РУС ENG
Министерство науки и высшего образования Российской Федерации
Российская Академия Наук

В ИОХ РАН состоялось заседание диссертационного совета

18 сентября 2024 г.

18 сентября на заседании диссертационного совета прошли успешные кандидатские защиты.

Зубков Михаил Олегович представил диссертацию на соискание ученой степени кандидата химических наук «Фотохимические превращения производных 4-(меркапто)тетрафторпиридина».

Научный руководитель:

Дильман Александр Давидович — член-корреспондент РАН, заведующий Лабораторией функциональных органических соединений ИОХ РАН.
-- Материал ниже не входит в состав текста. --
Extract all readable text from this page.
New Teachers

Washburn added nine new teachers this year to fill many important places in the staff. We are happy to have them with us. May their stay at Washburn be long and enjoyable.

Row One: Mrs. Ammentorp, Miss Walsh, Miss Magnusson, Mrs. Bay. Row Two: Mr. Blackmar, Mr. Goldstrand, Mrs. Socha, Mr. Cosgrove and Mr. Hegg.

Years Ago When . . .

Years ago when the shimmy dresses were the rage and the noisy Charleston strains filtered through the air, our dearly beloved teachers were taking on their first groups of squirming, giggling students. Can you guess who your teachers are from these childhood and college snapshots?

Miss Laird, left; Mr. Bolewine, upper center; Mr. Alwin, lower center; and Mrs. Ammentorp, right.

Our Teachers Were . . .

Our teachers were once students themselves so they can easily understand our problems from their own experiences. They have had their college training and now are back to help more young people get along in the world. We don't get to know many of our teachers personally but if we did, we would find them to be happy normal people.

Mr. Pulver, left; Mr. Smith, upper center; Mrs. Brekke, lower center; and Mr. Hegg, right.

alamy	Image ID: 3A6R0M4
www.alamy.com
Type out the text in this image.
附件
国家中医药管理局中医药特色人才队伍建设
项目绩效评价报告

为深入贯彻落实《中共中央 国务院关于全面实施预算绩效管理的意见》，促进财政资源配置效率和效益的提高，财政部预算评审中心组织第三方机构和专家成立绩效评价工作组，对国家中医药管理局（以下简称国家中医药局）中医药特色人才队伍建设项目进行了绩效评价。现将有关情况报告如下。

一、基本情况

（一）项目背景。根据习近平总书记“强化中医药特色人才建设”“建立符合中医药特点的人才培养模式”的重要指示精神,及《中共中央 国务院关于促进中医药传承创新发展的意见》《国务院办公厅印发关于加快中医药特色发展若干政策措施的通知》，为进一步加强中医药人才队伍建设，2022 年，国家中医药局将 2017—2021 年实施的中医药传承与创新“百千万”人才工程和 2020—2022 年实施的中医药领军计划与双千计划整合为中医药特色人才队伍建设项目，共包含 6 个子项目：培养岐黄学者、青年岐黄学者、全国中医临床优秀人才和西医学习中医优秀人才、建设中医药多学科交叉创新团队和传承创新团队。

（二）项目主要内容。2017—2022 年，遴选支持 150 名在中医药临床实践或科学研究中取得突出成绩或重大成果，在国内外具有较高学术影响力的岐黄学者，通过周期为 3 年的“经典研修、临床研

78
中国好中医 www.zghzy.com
В ходе проделанной работы Михаил Зубков получил следующие результаты и выводы:

  • Показано, что соединения, содержащие фрагмент 4-(меркапто)тетрафторпиридина, являются удобными предшественниками для генерирования алкильных и фторалкильных радикалов за счет разрыва связи C–S. Получаемые таким образом радикалы были вовлечены в реакции с различными радикальными ловушками — донорными и акцепторными алкенами, нитронами, гетероароматическими соединениями.
  • Разработан метод дифункционализации неактивированных алкенов с участием производных 4-(меркапто)тетрафторпиридина. Реакция проводится в фотокаталитических условиях и включает перенос двух фрагментов из исходного сульфида по двойной связи алкена. Таким образом была исследована реакционная способность производных 4-(меркапто)тетрафторпиридина в реакциях образования связи C–S.
  • Продемонстрирована уникальная активность тетрафторпиридилдисульфида в реакциях перехвата алкильных радикалов в присутствии тиолов. Данная реакционная способность была использована для разработки реакций синтеза производных 4-(меркапто)тетрафторпиридина из неактивированных алканов и карбоновых кислот, протекающих при облучении видимым светом.
  • Разработаны условия селективного деарилирования алкильных производных 4-(меркапто)- тетрафторпиридина с образованием свободных тиолов. Реакция протекает по цепному механизму и инициируется дисульфидами при облучении видимым светом. Данный подход был использован для двухстадийного синтеза тиолов и их призводных из алкенов, алканов и карбоновых кислот.
  • На примере реакции фторалкилирования алкена, содержащего фрагмент 4-(меркапто)тетрафторпиридина, была продемонстрирована особая склонность перфторарильных фрагментов к радикальной миграции. Этот и другие эффекты атомов фтора, обусловливающих необычную реакционную способность производных 4-(меркапто)тетрафторпиридина, были также подкреплены данными квантово-химических расчетов.

 

 

 

Трифонов Алексей Леонидович представил диссертацию на соискание ученой степени кандидата химических наук «α,α-Дифторированные фосфониевые соли: получение и синтетическое использование».

Научный руководитель:

Дильман Александр Давидович — член-корреспондент РАН, заведующий Лабораторией функциональных органических соединений ИОХ РАН.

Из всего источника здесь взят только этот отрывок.